E c’è pure un altro dettaglio sottovalutato: multiple variants. Stitch genera varianti. Tante. Troppe. In un contesto dove già oggi si soffre di design overload, l’ultima cosa che ci serviva era un tool che ti butta fuori 6 versioni di ogni schermata, tutte simili, tutte apparentemente “buone”. Ma scegliere è un lavoro. E più alternative ci sono, più si diluisce il focus. È il fast food del design: abbondante, facile, ma poco nutriente.

Ah, curiosità da bar: pare che Stitch si comporti meglio se gli dai in pasto sketch disegnati male, tipo quelli fatti su un tovagliolo con la biro. Più il riferimento è grezzo, più l’AI ha “spazio creativo”. Il che la dice lunga su cosa considera Google “ispirazione”. Siamo ufficialmente passati da “Design Thinking” a “Napkin Prompting”.
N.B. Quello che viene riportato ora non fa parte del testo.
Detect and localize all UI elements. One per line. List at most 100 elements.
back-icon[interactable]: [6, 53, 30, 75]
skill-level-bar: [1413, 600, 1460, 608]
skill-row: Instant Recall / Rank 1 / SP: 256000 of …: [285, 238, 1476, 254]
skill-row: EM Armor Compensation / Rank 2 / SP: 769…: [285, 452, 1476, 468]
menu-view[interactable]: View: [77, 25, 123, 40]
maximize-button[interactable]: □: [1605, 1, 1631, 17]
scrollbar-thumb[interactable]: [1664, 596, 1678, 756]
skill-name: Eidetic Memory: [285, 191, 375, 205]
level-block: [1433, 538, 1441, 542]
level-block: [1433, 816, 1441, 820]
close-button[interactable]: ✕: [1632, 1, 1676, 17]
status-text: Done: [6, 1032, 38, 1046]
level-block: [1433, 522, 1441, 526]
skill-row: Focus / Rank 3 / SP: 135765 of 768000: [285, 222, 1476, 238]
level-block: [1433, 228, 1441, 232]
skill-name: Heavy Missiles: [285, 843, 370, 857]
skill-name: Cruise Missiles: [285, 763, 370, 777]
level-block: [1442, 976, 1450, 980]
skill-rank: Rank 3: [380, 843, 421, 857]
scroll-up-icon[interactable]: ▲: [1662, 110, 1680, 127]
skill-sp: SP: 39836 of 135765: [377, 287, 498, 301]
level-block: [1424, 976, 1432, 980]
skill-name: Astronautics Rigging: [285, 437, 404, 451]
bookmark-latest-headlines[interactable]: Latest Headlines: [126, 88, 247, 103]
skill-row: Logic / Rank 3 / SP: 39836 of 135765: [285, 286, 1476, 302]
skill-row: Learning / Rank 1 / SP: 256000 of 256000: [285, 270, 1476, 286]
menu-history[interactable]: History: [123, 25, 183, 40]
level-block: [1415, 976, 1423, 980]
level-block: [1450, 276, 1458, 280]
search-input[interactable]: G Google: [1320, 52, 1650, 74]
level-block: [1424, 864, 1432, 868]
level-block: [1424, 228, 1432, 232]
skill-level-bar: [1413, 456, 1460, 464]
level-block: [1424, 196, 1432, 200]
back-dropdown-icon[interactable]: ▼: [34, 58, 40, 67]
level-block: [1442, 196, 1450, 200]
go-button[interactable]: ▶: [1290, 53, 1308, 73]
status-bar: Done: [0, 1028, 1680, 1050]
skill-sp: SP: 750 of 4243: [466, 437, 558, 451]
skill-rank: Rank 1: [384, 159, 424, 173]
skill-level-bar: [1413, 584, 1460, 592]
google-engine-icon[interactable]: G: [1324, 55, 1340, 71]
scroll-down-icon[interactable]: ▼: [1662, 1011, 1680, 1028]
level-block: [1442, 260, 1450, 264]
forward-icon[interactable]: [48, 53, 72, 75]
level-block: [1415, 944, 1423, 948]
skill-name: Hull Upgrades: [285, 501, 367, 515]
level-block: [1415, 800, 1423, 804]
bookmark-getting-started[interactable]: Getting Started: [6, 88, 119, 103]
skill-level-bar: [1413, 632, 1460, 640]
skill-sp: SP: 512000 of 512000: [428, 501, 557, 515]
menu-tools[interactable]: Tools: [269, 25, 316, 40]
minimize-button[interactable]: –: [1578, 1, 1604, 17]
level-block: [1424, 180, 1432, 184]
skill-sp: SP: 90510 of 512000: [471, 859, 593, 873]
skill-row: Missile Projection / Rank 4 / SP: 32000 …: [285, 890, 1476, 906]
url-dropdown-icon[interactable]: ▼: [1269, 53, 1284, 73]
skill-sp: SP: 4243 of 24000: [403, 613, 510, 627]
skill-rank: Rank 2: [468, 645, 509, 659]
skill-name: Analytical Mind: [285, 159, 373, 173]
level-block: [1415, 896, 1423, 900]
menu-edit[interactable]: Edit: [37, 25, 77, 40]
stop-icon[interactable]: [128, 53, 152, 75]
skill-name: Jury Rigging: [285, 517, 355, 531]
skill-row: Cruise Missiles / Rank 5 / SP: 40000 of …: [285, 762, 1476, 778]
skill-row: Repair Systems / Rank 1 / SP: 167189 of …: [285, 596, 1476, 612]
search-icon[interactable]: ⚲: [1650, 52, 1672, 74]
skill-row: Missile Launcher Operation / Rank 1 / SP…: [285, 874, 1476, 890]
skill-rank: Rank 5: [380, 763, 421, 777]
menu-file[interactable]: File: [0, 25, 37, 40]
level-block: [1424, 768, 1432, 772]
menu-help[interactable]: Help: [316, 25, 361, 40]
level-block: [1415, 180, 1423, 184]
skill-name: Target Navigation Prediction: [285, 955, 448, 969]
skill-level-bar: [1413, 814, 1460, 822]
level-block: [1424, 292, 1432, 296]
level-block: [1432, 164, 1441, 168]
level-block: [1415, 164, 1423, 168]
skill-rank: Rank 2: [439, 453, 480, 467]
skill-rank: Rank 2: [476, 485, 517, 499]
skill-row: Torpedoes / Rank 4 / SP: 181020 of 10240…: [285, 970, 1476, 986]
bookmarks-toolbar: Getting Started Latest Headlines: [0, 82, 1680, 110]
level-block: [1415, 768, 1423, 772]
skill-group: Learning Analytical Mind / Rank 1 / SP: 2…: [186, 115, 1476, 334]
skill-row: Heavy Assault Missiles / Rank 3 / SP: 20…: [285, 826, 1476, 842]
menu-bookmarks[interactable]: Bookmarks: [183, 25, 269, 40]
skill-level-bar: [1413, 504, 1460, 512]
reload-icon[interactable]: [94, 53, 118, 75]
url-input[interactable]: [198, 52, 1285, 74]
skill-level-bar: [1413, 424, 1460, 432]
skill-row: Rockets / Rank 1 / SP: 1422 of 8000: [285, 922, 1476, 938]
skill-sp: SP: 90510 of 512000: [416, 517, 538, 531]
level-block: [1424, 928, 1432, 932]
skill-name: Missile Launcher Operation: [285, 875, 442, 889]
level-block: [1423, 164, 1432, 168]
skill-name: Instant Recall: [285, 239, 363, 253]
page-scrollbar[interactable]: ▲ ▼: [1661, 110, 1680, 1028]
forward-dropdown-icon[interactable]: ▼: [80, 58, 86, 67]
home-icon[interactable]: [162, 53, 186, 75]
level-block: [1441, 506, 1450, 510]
Il vero rischio è che Stitch diventi l’ennesimo tool da demo: bello da vedere, divertente da provare, ma intrinsecamente fallace quando si tratta di costruire prodotti seri. Perché sì, il codice lo genera. Ma chi lo mantiene? Chi lo testa? Chi ci mette mano dopo 6 mesi quando il designer originale è scomparso nel nulla digitale?

E allora ci si chiede: è questa l’innovazione che ci serviva? Un altro tool che sforna layout reattivi in base a prompt vaghi? Forse sì, se il tuo obiettivo è fare pitch, impressionare investitori e lanciare MVP a raffica. Ma se ancora ti interessa costruire software che regge, che funziona, che ha una logica estetica e funzionale… Stitch è solo un altro giro di giostra nel luna park dell’AI generativa.

Comodo, utile in certi contesti, ma lontano dall’essere risolutivo. Come un junior developer brillante che ha bisogno di una guida costante. Solo che questo junior è un algoritmo, e non dorme mai. Ma nemmeno capisce quando sta facendo una cagata.